The 3rd year is an amalgamation of all your skills, and the visual design course becomes life drawing every week, and game production revolves around meeting industry briefs in term 1 and then the final major project takes over which is where you combine 2d and 3d to make a final in game asset/s (not 100% what final major is all about lol)
There is no need to work with programmers, and it's not about making playable levels, it's just about the art . We use the unreal engine to check things work in engine, but it's pretty much it.
Labs are open for most of the day, and at the end of term open later in the evening, they are also open for part or all of most holidays.
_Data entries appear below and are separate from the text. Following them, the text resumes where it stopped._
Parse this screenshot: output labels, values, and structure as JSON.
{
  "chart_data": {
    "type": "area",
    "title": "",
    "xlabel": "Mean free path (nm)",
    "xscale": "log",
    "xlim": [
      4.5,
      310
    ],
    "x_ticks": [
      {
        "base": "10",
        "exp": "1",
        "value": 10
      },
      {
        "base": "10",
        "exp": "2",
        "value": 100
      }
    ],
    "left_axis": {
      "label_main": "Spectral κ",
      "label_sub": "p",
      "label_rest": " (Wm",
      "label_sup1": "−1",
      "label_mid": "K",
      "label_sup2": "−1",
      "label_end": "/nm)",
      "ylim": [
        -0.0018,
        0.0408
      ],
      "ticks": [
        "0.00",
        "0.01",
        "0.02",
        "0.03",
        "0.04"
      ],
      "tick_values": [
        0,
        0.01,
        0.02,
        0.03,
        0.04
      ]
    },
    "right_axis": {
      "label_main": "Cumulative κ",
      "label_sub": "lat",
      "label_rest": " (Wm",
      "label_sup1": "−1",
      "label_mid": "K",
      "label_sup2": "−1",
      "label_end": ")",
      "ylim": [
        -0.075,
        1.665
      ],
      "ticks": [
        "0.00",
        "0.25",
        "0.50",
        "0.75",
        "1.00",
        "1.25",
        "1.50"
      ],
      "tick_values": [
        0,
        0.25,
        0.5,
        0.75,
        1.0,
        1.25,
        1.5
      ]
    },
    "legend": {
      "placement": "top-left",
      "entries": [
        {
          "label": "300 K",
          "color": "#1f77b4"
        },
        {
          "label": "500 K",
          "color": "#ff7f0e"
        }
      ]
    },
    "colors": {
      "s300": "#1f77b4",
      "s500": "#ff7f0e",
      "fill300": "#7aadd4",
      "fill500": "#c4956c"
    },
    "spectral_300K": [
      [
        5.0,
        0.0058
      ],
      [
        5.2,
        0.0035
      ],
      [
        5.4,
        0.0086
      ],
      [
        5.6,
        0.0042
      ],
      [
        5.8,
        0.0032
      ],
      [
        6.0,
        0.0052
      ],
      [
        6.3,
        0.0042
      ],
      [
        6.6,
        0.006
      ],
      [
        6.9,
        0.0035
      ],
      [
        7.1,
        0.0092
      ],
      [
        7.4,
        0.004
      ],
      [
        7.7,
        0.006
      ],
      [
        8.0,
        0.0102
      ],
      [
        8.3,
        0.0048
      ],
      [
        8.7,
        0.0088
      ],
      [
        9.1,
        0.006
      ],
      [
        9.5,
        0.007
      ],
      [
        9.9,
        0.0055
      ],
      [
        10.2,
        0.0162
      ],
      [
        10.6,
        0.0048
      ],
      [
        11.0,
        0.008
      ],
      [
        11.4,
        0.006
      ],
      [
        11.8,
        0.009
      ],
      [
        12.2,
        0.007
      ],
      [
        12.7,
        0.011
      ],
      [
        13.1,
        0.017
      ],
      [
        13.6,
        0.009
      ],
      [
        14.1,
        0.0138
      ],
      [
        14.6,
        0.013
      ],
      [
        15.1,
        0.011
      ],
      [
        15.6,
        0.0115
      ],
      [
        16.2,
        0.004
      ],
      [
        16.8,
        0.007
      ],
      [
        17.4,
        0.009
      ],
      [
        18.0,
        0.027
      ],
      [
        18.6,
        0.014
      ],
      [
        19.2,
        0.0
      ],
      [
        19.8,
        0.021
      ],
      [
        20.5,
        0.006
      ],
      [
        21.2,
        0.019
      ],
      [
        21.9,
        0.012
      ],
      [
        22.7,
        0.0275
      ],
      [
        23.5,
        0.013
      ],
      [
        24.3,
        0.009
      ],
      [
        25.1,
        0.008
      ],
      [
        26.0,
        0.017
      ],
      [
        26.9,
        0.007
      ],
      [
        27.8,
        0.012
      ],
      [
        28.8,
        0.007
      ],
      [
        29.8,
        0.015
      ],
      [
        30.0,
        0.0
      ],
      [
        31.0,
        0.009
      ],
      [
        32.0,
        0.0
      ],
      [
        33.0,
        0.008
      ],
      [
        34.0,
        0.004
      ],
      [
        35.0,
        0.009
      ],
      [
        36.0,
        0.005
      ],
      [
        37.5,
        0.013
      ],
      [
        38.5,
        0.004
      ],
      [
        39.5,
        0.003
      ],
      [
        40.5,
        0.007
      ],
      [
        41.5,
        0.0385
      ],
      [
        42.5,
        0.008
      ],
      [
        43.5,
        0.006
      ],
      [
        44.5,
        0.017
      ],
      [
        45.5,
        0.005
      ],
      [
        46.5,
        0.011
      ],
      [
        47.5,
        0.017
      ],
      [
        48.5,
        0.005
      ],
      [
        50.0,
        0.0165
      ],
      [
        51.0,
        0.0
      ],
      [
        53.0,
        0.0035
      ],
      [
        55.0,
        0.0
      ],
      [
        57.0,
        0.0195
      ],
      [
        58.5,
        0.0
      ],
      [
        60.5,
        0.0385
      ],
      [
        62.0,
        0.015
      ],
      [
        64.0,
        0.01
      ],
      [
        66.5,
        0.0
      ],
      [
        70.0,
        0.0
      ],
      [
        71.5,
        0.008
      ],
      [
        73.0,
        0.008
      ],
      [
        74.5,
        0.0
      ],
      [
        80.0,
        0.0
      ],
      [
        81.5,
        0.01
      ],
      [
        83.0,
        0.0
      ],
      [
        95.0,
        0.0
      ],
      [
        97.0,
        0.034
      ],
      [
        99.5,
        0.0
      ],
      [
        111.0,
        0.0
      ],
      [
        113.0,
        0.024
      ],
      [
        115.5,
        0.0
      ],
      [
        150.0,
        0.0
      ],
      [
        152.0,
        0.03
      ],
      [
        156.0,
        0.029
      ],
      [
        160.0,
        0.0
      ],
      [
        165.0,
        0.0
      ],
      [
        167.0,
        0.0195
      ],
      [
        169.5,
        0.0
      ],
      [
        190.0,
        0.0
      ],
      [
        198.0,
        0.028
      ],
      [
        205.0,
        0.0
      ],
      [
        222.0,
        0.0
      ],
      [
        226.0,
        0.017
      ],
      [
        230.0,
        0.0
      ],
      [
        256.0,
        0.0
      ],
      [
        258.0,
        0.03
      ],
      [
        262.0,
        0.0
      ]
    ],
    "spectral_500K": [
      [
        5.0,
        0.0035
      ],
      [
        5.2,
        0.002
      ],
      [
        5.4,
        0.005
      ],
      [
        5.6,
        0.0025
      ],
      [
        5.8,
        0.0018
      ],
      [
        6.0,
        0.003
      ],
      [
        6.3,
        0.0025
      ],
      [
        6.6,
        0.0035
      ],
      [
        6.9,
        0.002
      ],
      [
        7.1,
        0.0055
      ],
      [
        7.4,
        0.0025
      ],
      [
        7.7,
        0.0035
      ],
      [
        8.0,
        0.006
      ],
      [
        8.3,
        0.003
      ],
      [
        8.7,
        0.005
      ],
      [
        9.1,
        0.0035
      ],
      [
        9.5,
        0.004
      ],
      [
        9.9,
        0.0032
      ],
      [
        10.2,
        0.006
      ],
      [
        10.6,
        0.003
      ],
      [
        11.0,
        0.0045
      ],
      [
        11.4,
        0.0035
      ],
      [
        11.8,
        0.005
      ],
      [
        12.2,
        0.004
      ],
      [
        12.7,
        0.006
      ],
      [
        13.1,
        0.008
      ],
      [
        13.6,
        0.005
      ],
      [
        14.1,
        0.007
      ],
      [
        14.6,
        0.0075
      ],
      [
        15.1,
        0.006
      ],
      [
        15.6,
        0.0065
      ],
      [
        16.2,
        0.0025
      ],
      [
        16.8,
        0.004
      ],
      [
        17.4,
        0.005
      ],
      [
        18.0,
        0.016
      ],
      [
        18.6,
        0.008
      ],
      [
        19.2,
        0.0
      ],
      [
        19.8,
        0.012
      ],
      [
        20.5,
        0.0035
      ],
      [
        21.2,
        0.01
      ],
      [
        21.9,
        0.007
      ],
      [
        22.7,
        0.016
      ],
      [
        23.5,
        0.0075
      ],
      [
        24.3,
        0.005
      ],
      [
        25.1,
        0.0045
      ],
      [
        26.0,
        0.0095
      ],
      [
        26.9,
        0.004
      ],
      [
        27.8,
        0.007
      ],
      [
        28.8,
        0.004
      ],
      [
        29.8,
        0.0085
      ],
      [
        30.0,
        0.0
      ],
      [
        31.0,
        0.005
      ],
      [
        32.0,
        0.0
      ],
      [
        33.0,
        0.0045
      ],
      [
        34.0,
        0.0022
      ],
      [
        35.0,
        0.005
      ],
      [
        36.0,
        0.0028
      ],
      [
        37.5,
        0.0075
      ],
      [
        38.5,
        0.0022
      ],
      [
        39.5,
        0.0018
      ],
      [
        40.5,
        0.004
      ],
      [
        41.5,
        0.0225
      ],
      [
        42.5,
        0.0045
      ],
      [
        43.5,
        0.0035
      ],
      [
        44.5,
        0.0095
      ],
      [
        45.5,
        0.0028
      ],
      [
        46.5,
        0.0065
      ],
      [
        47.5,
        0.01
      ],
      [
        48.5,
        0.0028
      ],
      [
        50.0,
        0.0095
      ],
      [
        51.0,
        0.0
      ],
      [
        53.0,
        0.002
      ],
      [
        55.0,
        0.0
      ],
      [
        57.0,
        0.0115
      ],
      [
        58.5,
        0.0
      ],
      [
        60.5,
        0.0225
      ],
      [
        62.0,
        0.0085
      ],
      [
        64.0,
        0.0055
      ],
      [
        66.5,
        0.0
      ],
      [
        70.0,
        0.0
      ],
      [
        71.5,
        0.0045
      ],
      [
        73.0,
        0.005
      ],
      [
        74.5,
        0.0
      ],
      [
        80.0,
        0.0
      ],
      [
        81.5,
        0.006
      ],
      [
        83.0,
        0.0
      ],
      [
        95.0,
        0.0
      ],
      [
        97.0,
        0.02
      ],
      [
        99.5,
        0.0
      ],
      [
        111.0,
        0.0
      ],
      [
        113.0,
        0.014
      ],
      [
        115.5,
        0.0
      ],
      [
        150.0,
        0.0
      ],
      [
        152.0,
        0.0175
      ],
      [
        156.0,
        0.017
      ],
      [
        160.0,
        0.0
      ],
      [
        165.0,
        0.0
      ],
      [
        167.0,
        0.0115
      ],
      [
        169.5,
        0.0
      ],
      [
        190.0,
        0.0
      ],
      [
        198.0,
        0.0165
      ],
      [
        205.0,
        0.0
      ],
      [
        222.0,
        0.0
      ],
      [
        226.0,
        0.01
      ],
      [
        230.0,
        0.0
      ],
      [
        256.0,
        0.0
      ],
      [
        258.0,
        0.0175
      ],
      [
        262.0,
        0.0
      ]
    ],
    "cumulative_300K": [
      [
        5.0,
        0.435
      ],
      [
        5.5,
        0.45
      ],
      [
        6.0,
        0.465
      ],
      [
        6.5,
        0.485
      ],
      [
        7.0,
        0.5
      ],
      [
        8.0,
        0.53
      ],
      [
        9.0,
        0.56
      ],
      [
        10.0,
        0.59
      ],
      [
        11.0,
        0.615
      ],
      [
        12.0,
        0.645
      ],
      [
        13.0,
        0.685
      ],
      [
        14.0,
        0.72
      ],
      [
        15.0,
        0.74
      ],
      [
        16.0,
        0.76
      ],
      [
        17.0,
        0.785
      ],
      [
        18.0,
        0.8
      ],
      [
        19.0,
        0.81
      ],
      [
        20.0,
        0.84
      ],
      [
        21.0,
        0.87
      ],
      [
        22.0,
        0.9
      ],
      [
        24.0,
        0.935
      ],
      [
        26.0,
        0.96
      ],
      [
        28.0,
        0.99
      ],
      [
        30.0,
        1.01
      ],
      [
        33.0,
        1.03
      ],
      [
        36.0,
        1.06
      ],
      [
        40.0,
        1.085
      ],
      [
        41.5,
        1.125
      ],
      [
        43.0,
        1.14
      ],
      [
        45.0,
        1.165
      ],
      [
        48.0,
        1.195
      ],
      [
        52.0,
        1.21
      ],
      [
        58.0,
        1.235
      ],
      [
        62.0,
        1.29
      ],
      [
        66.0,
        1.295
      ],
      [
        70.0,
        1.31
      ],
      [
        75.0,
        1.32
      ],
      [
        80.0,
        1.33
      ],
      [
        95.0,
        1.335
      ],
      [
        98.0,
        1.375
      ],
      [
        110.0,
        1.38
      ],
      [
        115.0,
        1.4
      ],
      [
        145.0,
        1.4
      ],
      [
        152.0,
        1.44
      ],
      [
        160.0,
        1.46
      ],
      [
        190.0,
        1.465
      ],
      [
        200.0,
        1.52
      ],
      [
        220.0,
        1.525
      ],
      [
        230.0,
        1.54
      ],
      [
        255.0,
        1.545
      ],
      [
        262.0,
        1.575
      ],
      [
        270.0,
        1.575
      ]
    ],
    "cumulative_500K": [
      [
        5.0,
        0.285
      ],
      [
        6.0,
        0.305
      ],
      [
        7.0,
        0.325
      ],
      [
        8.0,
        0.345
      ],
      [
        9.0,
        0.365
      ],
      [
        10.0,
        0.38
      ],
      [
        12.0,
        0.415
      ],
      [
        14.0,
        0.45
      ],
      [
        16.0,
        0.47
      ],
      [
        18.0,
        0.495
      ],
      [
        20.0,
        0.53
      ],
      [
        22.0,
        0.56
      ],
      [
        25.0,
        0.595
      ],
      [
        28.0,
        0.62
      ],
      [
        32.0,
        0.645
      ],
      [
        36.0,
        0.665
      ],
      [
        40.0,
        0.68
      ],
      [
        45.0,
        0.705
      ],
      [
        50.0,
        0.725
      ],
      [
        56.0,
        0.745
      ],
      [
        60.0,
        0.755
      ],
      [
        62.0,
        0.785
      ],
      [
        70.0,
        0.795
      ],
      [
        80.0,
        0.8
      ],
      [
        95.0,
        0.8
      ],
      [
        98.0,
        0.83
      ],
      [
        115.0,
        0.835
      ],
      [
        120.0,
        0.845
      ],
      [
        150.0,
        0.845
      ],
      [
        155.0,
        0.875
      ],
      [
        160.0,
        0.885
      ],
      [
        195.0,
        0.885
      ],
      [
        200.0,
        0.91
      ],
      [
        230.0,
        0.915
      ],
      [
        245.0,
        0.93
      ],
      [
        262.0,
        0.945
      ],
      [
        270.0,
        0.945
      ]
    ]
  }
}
As i don't personally use the labs, i don't really know the exact times!
I can't speak for timetables of the 2nd and 3rd years, but i'm in mon, tues, weds and lectures tend to just fall into the general time alloted for each module.
The most important thing to emphasize about this really is that if you want to succeed on this course, then you will have to be prepared to work ALOT. And from day 1 too. But as long as you have a passion for art and this course it shouldn't be a problem.
There are just alot of first years each year who just don't commit and fall by the wayside. =(
Hi all, I'm new here, I have applied for this course and have been given a conditional place. I am just wondering about the amount of written work, from what I heard when I was down at the interview it seemed that there was not a major emphasis of this in the course.
I am only asking this because I have been given a conditional place at Abertay in Scotland aswell and have been told that the course requires dissertations and has an emphasis on writen work.
Hey guys) I wanna apply for the course next year as a overseas student, and i have some questions) Most of them were answered above, So i've got another one left:
What about portfolio? What do i need to have in my portfolio? What do the tutors look for?